Chart the address space, label segments and note where gaps occur. Given a troublesome address, you can use this chart to identify whether the address is located within the stack/heap/global/code, which is a helpful clue when tracking down the problem. Of the entire 4GB addressable region, about what percentage appears in use?
Optional extra diversion: binary hacking. The loader is responsible for running an executable file by starting the new process and configuring its address space. The code and data segments of the address space consist of data directly mapped in from the executable file. The executable file contains object code along with string constants, global data, and possibly symbol and debugging information. If you are very careful, there are ways to directly edit an executable file to change its runtime behavior, for example, by directly modifying data in the segments that will be mapped in. To be clear, there is rarely legitimate cause to do this, but we can play around with binary hacking to better understand the contents of the executable and its relationship to the executing program. If you open the binary file in emacs and invoke M-x hexl-mode, emacs will act as a raw hex editor. We're going to experiment with editing the addrspace executable file.
- One simple change is to edit string constants. Inserting characters into a string constant will cause havoc but it is ok to overwrite existing chars with different chars (including overwriting with null characters to make the string appear shorter). Edit the executable file to change the string that says "Hello world!n" to "Hello cs107!n". Run your hacked executable and see the change.
- Similarly, the values for initialized global variables are directly stored in the executable and can be edited. Find the location of the initial values for the extern and static global variables by searching the addrspace executable file for their distinctive values. Find and change the value for one of the variables in order to pass the test and "win". The same trick won't work to "double-win" but there is a different binary hack that can achieve it if you're determined, what might that be?
- Now that you're warmed up, what kind of binary hacking could you devise to suppress explosions from your binary bomb?

Just for fun followups

Reverse engineering has a number of frivolous, yet entertaining, uses.

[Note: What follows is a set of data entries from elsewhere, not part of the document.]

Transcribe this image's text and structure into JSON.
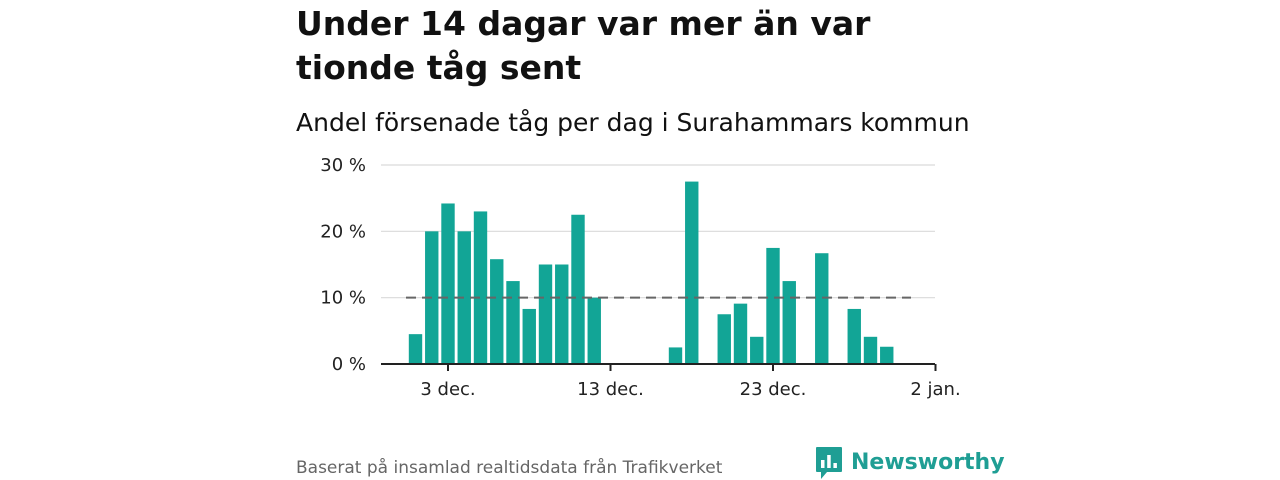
{
  "title": "Under 14 dagar var mer än var tionde tåg sent",
  "subtitle": "Andel försenade tåg per dag i Surahammars kommun",
  "source": "Baserat på insamlad realtidsdata från Trafikverket",
  "brand": {
    "name": "Newsworthy",
    "icon": "newsworthy-logo-icon",
    "color": "#1f9e94"
  },
  "chart_data": {
    "type": "bar",
    "ylabel": "",
    "xlabel": "",
    "ylim": [
      0,
      30
    ],
    "grid": true,
    "bar_color": "#12a596",
    "reference_line": {
      "value": 10,
      "style": "dashed",
      "color": "#666666"
    },
    "y_ticks": [
      {
        "value": 0,
        "label": "0 %"
      },
      {
        "value": 10,
        "label": "10 %"
      },
      {
        "value": 20,
        "label": "20 %"
      },
      {
        "value": 30,
        "label": "30 %"
      }
    ],
    "x_ticks": [
      {
        "date": "2023-12-03",
        "label": "3 dec."
      },
      {
        "date": "2023-12-13",
        "label": "13 dec."
      },
      {
        "date": "2023-12-23",
        "label": "23 dec."
      },
      {
        "date": "2024-01-02",
        "label": "2 jan."
      }
    ],
    "x": [
      "2023-12-01",
      "2023-12-02",
      "2023-12-03",
      "2023-12-04",
      "2023-12-05",
      "2023-12-06",
      "2023-12-07",
      "2023-12-08",
      "2023-12-09",
      "2023-12-10",
      "2023-12-11",
      "2023-12-12",
      "2023-12-13",
      "2023-12-14",
      "2023-12-15",
      "2023-12-16",
      "2023-12-17",
      "2023-12-18",
      "2023-12-19",
      "2023-12-20",
      "2023-12-21",
      "2023-12-22",
      "2023-12-23",
      "2023-12-24",
      "2023-12-25",
      "2023-12-26",
      "2023-12-27",
      "2023-12-28",
      "2023-12-29",
      "2023-12-30",
      "2023-12-31"
    ],
    "values": [
      4.5,
      20.0,
      24.2,
      20.0,
      23.0,
      15.8,
      12.5,
      8.3,
      15.0,
      15.0,
      22.5,
      10.0,
      0,
      0,
      0,
      0,
      2.5,
      27.5,
      0,
      7.5,
      9.1,
      4.1,
      17.5,
      12.5,
      0,
      16.7,
      0,
      8.3,
      4.1,
      2.6,
      0
    ]
  }
}
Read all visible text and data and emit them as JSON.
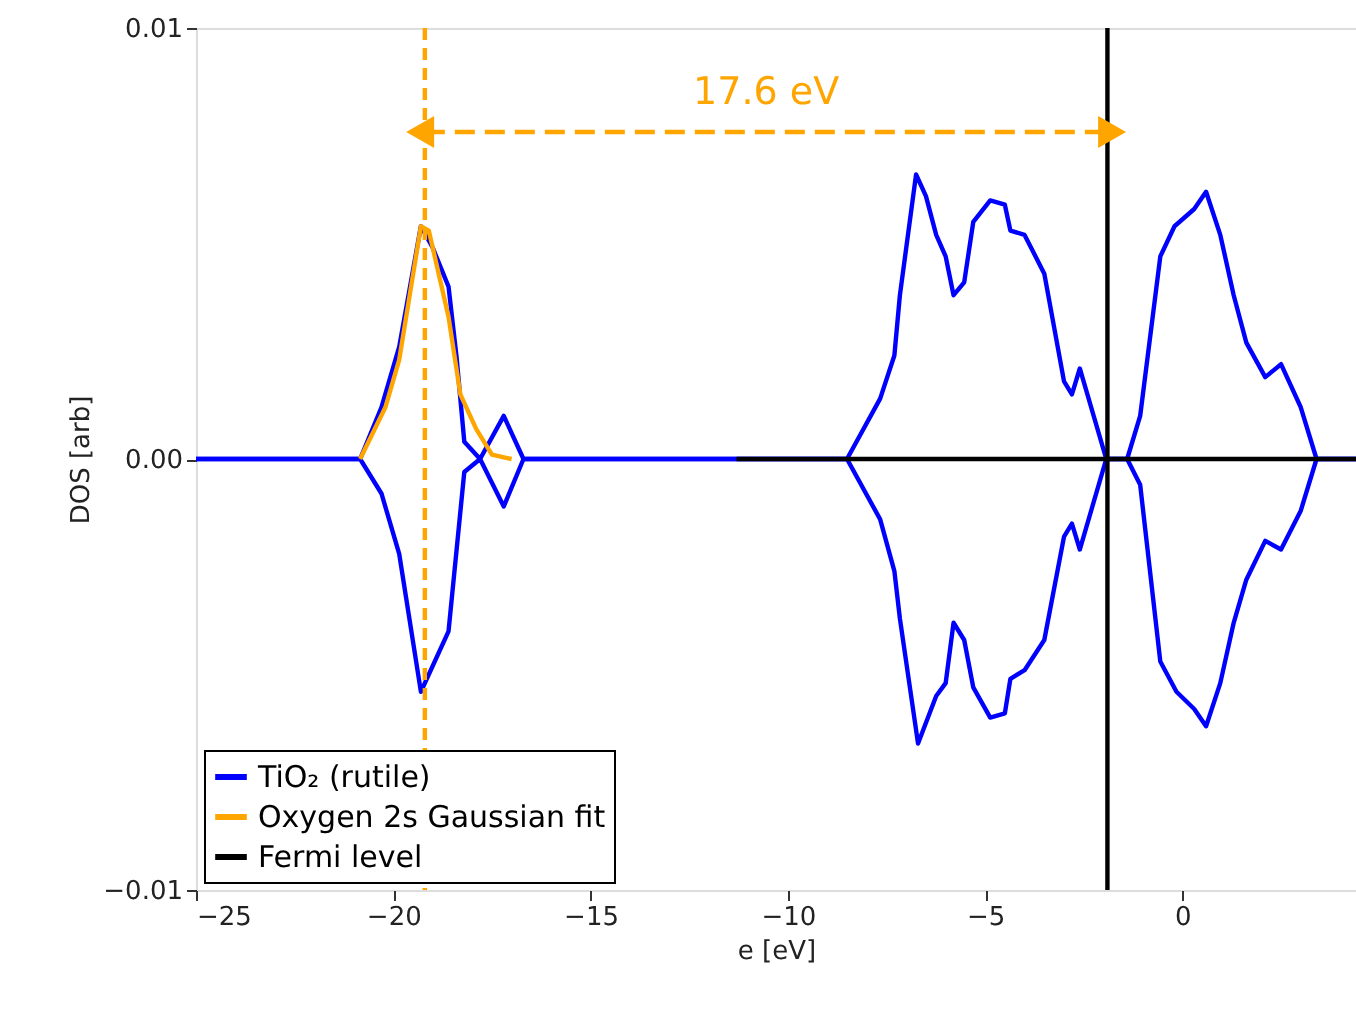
{
  "chart_data": {
    "type": "line",
    "xlabel": "e [eV]",
    "ylabel": "DOS [arb]",
    "xlim": [
      -25,
      4.4
    ],
    "ylim": [
      -0.01,
      0.01
    ],
    "xticks": [
      {
        "value": -25,
        "label": "−25"
      },
      {
        "value": -20,
        "label": "−20"
      },
      {
        "value": -15,
        "label": "−15"
      },
      {
        "value": -10,
        "label": "−10"
      },
      {
        "value": -5,
        "label": "−5"
      },
      0
    ],
    "yticks": [
      {
        "value": -0.01,
        "label": "−0.01"
      },
      {
        "value": 0,
        "label": "0.00"
      },
      {
        "value": 0.01,
        "label": "0.01"
      }
    ],
    "grid": false,
    "legend": "bottom left",
    "marker": "none",
    "series": [
      {
        "name": "TiO₂ (rutile)",
        "color": "#0000ff",
        "line_style": "solid",
        "x": [
          -25,
          -20.84,
          -20.3,
          -19.85,
          -19.3,
          -19.0,
          -18.6,
          -18.4,
          -18.2,
          -17.8,
          -17.2,
          -16.7,
          -8.5,
          -7.66,
          -7.3,
          -7.16,
          -6.75,
          -6.5,
          -6.24,
          -6.0,
          -5.8,
          -5.53,
          -5.3,
          -4.87,
          -4.5,
          -4.36,
          -4.0,
          -3.5,
          -3.0,
          -2.8,
          -2.6,
          -1.93,
          -1.4,
          -1.07,
          -0.56,
          -0.2,
          0.3,
          0.6,
          0.96,
          1.3,
          1.62,
          2.1,
          2.5,
          3.0,
          3.4,
          4.4
        ],
        "values": [
          0,
          0,
          0.0012,
          0.0026,
          0.0054,
          0.0049,
          0.004,
          0.0024,
          0.0004,
          0,
          0.001,
          0,
          0,
          0.0014,
          0.0024,
          0.0038,
          0.0066,
          0.0061,
          0.0052,
          0.0047,
          0.0038,
          0.0041,
          0.0055,
          0.006,
          0.0059,
          0.0053,
          0.0052,
          0.0043,
          0.0018,
          0.0015,
          0.0021,
          0,
          0,
          0.001,
          0.0047,
          0.0054,
          0.0058,
          0.0062,
          0.0052,
          0.0038,
          0.0027,
          0.0019,
          0.0022,
          0.0012,
          0,
          0
        ]
      },
      {
        "color": "#0000ff",
        "line_style": "solid",
        "x": [
          -25,
          -20.84,
          -20.3,
          -19.85,
          -19.3,
          -18.6,
          -18.2,
          -17.8,
          -17.2,
          -16.7,
          -8.5,
          -7.66,
          -7.3,
          -7.16,
          -6.7,
          -6.24,
          -6.0,
          -5.8,
          -5.53,
          -5.3,
          -4.87,
          -4.5,
          -4.36,
          -4.0,
          -3.5,
          -3.0,
          -2.8,
          -2.6,
          -1.93,
          -1.4,
          -1.07,
          -0.56,
          -0.15,
          0.3,
          0.6,
          0.96,
          1.3,
          1.62,
          2.1,
          2.5,
          3.0,
          3.4,
          4.4
        ],
        "values": [
          0,
          0,
          -0.0008,
          -0.0022,
          -0.0054,
          -0.004,
          -0.0003,
          0,
          -0.0011,
          0,
          0,
          -0.0014,
          -0.0026,
          -0.0037,
          -0.0066,
          -0.0055,
          -0.0052,
          -0.0038,
          -0.0042,
          -0.0053,
          -0.006,
          -0.0059,
          -0.0051,
          -0.0049,
          -0.0042,
          -0.0018,
          -0.0015,
          -0.0021,
          0,
          0,
          -0.0006,
          -0.0047,
          -0.0054,
          -0.0058,
          -0.0062,
          -0.0052,
          -0.0038,
          -0.0028,
          -0.0019,
          -0.0021,
          -0.0012,
          0,
          0
        ]
      },
      {
        "name": "Oxygen 2s Gaussian fit",
        "color": "#ffa500",
        "line_style": "solid",
        "x": [
          -20.84,
          -20.2,
          -19.85,
          -19.3,
          -19.1,
          -18.6,
          -18.3,
          -17.9,
          -17.5,
          -17.0
        ],
        "values": [
          0,
          0.0012,
          0.0023,
          0.0054,
          0.0053,
          0.0033,
          0.0015,
          0.0007,
          0.0001,
          0
        ]
      },
      {
        "color": "#000000",
        "line_style": "solid",
        "x": [
          -11.3,
          4.4
        ],
        "values": [
          0,
          0
        ]
      },
      {
        "name": "Fermi level",
        "color": "#000000",
        "line_style": "solid",
        "x": [
          -1.9,
          -1.9
        ],
        "values": [
          -0.01,
          0.01
        ]
      }
    ],
    "ref_lines": [
      {
        "axis": "x",
        "value": -19.2,
        "color": "#ffa500",
        "line_style": "dashed"
      }
    ],
    "annotations": [
      "17.6 eV"
    ]
  }
}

Check out the kcheat project that lets you forcibly manipulate values in an executing program. How does it work? It scans the address space looking for a particular value (e.g. the current value of your "strength") to identify the right location to poke a new value into to give you the strength you deserve.
Another web tidbit, this one on creating the smallest executable file by torturing the ELF format.
You gotta love a language that inspires competition to write the most hideous, unreadable code. The winners of the Obfuscated C Contest often abuse the preprocessor as one of their tricks. Look at hague-1986 or herrmann-2001 for particularly crazy examples! The Wikipedia entry on obfuscation gives more history and background on this crazy competition.
Another ode to the nature of C is found in the Underhanded C Contest which is about writing seemingly innocent, simple C code that secretly does something evil. That's C for ya!

Check off with TA

Before you leave, be sure to submit your checkoff sheet (in the browser) and have lab TA come by and confirm so you will be properly credited for lab If you don't finish everything before lab is over, we strongly encourage you to finish the remainder on your own!